Portland Phoenix: Art Seen: Photo fest at Bowdoin College and the Portland Museum of Art
July 26, 2023
This article appears in the Portland Phoenix.
A pair of large, captivating survey shows are currently giving Maine viewers an unparalleled opportunity to go sightseeing through the past 50 to 60 years of contemporary photography.
“Drawn to the Light: 50 Years of Photography at Maine Media Workshops + College” at the Portland Museum of Art (through Sep. 10) features about 100 works by photographers who have worked at the Rockport workshop since its founding 1973.
“People Watching: Contemporary Photography since 1965” at Bowdoin College Museum of Art (through Nov. 5) includes 120 photographs by some four dozen photographers. “People Watching” draws on images in Bowdoin’s extensive photography collection and is arranged in sections that feature people photographed on the street, on assignment, at home, and in the studio as well as artist self-portraits and photographs in which the presence of people is only implied.
Taken together, “Drawn to the Light” and “People Watching” provide an insightful selection of fine art photographs and make the point that Maine holds a significant place in contemporary photography.

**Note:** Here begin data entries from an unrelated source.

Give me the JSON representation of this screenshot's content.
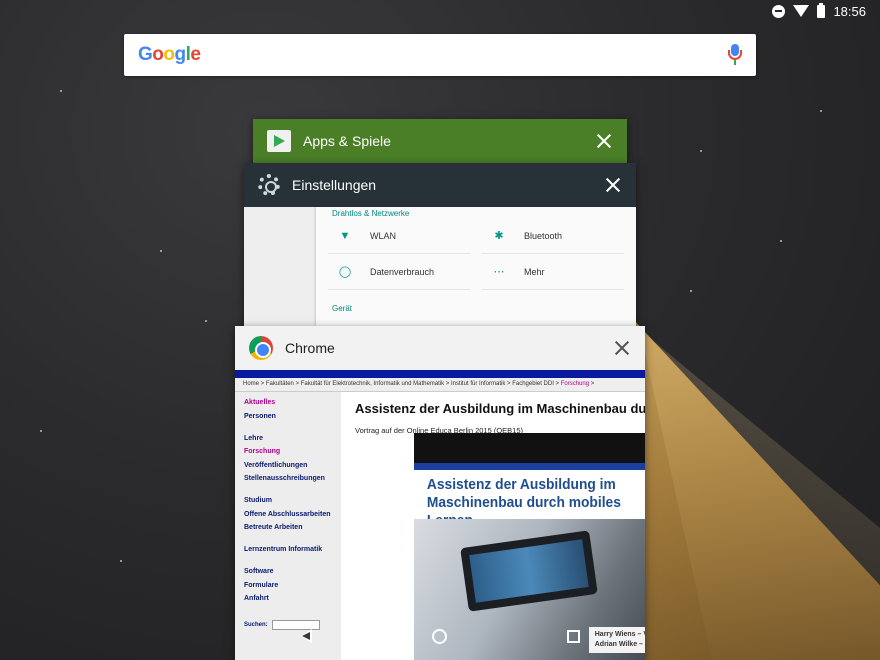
{
  "status_bar": {
    "time": "18:56"
  },
  "search": {
    "logo_letters": [
      "G",
      "o",
      "o",
      "g",
      "l",
      "e"
    ]
  },
  "recents": {
    "play_store": {
      "title": "Apps & Spiele"
    },
    "settings": {
      "title": "Einstellungen",
      "section_wireless": "Drahtlos & Netzwerke",
      "items": [
        {
          "icon": "wifi-icon",
          "label": "WLAN"
        },
        {
          "icon": "bluetooth-icon",
          "label": "Bluetooth"
        },
        {
          "icon": "data-usage-icon",
          "label": "Datenverbrauch"
        },
        {
          "icon": "more-icon",
          "label": "Mehr"
        }
      ],
      "section_device": "Gerät"
    },
    "chrome": {
      "title": "Chrome",
      "breadcrumb": [
        "Home",
        "Fakultäten",
        "Fakultät für Elektrotechnik, Informatik und Mathematik",
        "Institut für Informatik",
        "Fachgebiet DDI",
        "Forschung"
      ],
      "sidebar": {
        "group1": [
          "Aktuelles",
          "Personen"
        ],
        "group2": [
          "Lehre",
          "Forschung",
          "Veröffentlichungen",
          "Stellenausschreibungen"
        ],
        "group3": [
          "Studium",
          "Offene Abschlussarbeiten",
          "Betreute Arbeiten"
        ],
        "group4": [
          "Lernzentrum Informatik"
        ],
        "group5": [
          "Software",
          "Formulare",
          "Anfahrt"
        ],
        "search_label": "Suchen:"
      },
      "page_heading": "Assistenz der Ausbildung im Maschinenbau durch",
      "page_subtitle": "Vortrag auf der Online Educa Berlin 2015 (OEB15)",
      "promo_title_line1": "Assistenz der Ausbildung im",
      "promo_title_line2": "Maschinenbau durch mobiles Lernen",
      "promo_caption_line1": "Harry Wiens – V",
      "promo_caption_line2": "Adrian Wilke – "
    }
  },
  "colors": {
    "play_header": "#4a7f27",
    "settings_header": "#263238",
    "settings_accent": "#00897b",
    "chrome_link": "#0a1a6e",
    "chrome_link_active": "#b0008a"
  }
}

Maine Media Workshops + College was founded as Maine Photographic Workshops in 1973 by David Lyman, who is one of the photographers included. Some of the others with Maine and workshop connections are Berenice Abbott, Paul and John Paul Caponigro, Kate Carter, Dick Durrance, Sean Alonzo Harris, Cig Harvey, Alan Magee, Eliot Porter, Peter Ralston, Joyce Tenneson and George Tice.
With so many pictures to look at, the viewer gets a sense of how photo artists use cameras and photographic technology to different ends, from the gossamer romanticism of Tenneson to the surrealism of John Paul Caponigro and documentary realism of Berenice Abbott. The exhibition, substantial and subtle as it may be, also reminds in its grayness how much harder a photograph has to work than a painting.
“People Watching” fills a series of Bowdoin galleries with photos both famous and not, ranging from Larry Burrows’ classic 1966 image of a wounded marine in Vietnam to studio portraits by Robert Mapplethorpe, Cindy Sherman and Andy Warhol and a panorama of Chinese fish farms by Edward Burtynsky.
I walked through the two exhibitions camera phone in hand, photographing photographs for future reference. My favorites at Bowdoin were a Katy Grannan nude and Mitch Epstein’s untitled photo of a woman asleep in the backseat of a car. I found myself wondering whether the image was posed, so perfect is it in repose.
I also found myself thinking about what a photograph really wants to be. A framed picture on a museum wall? A printed image in a newspaper or magazine? Published in a book? Displayed on a computer screen? Stored on a chip?
The two exhibitions underscore how photography has evolved from a technology we once trusted completely to one we no longer trust at all to deliver the truth. We were, of course, naïve to think that the mechanical and chemical machinations of camera and film ever delivered accuracy. The world is not black and white, two dimensional and 4 x 4 inches square. Yet for many years black and white photographs were regarded as paragons of documentary truth.
In this digital age, we all know that images are easily altered, manipulated, even faked. We are all much more sophisticated and skeptical consumers of visual information. In that sense, there is an appealing past innocence about the two hundred plus photographs on view at Portland Museum of Art and Bowdoin.
Edgar Allen Beem has been writing about art in Maine since 1978.